Quando saímos, bati o portão da rua com força, como quem quer deixar para trás um passado que não vale a pena. Caminhava para a Kombi, quando tive a impressão de ter ouvido, longe, baixinho, uma gargalhada. Mas, sabe?, acho que foi só impressão... Espero...
4 comentários:
A "empregadinha" era uma garota de 12 anos e não estava grávida. Ruth não é alemã, é paulista.
Cara Tereza,
Agora, uma explicação: o uso do termo no diminutivo, teve exatamente o seguinte propósito: passar ao leitor a idéia de alguém muito jovem. Não foi um diminutivo que amesquinhasse sua condição de trabalhadora; mas uma palavra que, no contexto em que foi colocada, buscou dar uma idéia da juventude agredida, juventude que, circunstancialmente, era encontrada na pessoa de uma pequena prestadora de serviços do lar.
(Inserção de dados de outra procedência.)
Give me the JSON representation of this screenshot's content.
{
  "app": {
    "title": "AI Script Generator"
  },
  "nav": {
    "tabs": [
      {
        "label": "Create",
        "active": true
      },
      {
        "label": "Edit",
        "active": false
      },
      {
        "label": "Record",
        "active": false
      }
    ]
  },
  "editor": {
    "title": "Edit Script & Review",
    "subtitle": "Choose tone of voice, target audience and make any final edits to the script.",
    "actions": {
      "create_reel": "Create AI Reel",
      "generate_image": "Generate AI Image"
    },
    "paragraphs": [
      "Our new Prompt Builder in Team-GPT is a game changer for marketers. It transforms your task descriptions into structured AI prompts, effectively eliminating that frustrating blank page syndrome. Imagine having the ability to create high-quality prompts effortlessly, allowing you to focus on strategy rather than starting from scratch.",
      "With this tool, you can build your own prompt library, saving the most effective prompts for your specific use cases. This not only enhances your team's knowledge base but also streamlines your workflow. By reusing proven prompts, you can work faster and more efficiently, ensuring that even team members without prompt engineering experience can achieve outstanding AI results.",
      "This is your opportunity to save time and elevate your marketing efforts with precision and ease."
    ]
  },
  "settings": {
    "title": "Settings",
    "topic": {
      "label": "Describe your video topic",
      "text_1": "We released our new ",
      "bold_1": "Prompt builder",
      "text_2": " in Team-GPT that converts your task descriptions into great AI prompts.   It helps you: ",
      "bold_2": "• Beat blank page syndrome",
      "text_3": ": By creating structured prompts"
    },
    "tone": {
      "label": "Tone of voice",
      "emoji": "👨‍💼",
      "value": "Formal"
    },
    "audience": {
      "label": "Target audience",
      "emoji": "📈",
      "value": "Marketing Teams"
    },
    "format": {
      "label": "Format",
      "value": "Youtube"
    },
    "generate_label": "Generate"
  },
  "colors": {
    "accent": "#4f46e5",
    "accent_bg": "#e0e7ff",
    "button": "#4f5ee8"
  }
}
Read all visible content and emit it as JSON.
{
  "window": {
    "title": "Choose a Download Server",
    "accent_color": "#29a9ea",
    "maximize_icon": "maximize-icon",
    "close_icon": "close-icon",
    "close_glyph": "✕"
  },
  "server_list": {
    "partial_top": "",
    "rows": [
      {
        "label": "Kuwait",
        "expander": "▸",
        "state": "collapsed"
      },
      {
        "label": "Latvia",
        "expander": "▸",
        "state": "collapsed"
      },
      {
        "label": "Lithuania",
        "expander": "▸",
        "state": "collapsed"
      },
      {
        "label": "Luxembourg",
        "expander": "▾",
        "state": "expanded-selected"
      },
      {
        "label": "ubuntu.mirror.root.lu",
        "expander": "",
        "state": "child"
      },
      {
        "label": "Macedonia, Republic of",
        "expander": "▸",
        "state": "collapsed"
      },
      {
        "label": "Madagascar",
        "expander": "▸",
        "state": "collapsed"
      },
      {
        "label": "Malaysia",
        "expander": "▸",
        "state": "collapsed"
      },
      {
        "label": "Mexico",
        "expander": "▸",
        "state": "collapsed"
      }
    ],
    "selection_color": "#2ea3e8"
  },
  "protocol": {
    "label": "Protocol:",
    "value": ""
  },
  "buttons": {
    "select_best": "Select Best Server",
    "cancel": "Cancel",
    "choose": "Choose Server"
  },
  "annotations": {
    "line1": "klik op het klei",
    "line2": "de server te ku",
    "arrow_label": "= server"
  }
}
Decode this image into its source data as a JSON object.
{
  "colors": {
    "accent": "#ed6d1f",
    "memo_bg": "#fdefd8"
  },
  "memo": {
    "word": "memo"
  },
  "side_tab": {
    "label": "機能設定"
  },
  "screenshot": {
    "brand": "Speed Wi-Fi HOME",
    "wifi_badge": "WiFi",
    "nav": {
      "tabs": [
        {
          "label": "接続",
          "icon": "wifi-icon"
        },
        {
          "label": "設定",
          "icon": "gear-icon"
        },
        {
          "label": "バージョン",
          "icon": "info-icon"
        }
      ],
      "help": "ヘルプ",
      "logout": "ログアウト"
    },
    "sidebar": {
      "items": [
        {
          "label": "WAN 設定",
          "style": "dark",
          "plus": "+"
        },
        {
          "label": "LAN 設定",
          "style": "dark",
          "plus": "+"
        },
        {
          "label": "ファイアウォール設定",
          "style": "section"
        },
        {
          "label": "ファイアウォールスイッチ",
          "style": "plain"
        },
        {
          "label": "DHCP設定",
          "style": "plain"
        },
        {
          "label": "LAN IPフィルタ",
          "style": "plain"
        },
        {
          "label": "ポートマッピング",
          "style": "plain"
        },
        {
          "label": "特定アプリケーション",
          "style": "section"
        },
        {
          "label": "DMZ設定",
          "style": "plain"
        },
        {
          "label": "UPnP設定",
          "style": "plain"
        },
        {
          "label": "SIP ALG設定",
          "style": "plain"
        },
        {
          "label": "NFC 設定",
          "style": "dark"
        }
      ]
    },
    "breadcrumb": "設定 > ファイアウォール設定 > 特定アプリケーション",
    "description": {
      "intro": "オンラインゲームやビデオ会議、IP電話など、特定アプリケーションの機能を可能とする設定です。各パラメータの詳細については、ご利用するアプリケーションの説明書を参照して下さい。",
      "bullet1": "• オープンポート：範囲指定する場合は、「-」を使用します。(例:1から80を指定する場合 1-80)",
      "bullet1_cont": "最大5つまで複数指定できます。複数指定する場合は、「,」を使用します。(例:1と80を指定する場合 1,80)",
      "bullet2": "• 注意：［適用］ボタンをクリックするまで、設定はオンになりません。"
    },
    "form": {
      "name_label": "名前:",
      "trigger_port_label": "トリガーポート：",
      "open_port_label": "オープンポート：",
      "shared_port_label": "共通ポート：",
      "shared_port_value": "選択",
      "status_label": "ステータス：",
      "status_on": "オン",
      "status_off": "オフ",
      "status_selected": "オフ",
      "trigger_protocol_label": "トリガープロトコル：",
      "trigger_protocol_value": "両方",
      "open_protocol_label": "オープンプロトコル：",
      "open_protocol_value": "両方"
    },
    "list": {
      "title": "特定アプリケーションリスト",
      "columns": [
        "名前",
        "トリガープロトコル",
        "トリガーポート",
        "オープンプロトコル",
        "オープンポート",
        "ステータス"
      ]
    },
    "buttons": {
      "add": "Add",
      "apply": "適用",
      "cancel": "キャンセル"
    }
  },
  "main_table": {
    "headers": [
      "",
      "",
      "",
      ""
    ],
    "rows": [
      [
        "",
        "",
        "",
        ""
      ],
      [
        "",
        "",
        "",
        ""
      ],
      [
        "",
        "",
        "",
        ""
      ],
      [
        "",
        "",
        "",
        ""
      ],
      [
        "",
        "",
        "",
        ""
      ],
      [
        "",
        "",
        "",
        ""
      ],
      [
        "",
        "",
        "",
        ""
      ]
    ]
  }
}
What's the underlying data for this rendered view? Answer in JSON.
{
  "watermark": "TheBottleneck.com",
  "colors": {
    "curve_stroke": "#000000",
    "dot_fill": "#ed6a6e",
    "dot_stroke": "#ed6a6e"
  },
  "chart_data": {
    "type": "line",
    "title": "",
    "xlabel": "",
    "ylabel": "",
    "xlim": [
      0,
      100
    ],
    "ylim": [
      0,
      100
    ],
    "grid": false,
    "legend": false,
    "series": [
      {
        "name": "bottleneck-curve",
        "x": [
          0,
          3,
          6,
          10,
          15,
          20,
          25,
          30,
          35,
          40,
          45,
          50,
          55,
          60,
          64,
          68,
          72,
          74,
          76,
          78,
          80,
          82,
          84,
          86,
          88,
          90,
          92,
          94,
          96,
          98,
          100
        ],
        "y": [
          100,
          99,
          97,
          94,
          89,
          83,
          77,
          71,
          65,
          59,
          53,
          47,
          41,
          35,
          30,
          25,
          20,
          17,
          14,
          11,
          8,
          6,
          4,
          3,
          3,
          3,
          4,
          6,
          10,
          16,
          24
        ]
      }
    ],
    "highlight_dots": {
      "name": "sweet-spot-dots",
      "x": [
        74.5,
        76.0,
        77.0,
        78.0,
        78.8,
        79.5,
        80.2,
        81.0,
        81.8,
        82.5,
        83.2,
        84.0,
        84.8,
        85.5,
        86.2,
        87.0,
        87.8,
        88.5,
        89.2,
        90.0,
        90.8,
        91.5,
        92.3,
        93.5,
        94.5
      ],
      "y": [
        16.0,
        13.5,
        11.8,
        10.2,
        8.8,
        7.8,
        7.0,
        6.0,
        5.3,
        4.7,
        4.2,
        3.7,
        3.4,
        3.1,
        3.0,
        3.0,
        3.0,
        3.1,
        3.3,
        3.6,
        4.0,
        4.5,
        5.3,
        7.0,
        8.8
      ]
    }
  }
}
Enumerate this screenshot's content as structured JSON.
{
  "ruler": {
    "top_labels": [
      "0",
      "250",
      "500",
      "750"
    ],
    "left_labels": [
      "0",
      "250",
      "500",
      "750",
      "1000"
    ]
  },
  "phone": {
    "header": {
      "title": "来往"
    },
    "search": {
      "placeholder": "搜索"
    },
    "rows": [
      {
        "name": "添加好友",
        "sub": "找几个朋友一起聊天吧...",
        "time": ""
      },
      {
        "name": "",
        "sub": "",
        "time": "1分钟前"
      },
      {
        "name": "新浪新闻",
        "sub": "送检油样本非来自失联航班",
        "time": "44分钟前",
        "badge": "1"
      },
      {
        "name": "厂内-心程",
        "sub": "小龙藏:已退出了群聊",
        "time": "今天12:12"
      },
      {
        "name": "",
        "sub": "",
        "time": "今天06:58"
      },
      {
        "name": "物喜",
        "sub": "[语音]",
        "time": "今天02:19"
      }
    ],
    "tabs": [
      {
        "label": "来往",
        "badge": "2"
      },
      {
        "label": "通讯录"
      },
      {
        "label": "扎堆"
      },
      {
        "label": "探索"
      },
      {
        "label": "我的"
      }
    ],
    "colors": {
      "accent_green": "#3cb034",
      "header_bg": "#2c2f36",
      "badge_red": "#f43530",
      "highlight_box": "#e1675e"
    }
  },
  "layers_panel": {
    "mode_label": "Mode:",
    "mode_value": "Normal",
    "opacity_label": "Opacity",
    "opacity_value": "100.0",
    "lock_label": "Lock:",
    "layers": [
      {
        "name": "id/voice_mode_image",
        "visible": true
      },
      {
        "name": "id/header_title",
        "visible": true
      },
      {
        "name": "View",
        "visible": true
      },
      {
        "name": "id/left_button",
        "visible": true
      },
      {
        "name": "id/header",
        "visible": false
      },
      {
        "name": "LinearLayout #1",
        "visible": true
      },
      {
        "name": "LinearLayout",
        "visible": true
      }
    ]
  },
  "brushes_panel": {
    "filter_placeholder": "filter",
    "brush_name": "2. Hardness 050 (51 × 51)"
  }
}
Em nenhum momento, uma "empregadinha", alguém minúsculo, desimportante, dispensável, inferior.
Se você ler este texto, Tereza, gostaria que o recebesse como a expressão mais sincera de um repórter. Que já viu e ouviu, senão de tudo, mas muito do que o mundo, vasto mundo, tem a nos dar de pior e mais cruel. Até mesmo quando um repórter, na busca de fazer o certo, acaba ferindo alguém que, por motivos que desconheço, termina por sentir-se ofendida.
Um abraço,
Emanoel Barreto
gostaria muito de conhcer as pessoas que sobreviveram , meu avô cuidou delas por um certo tempo , até antes de meu avô falicer eles sempre iam visitar meu avô , mas faz um certo tempo e não lembro mais dela e minha vozinha tbm ja se foi era que sabia contar toda essa historia p/ gente da familia.
juliocesardn@hotmail.com
Gostaria de saber o local exato. Por acaso existia uma imensa tamarineira nessa granja. Quando o senhor retornou v- vinte anos depois - encontrou a tamarineira? Preciso muito saber desse detalhe.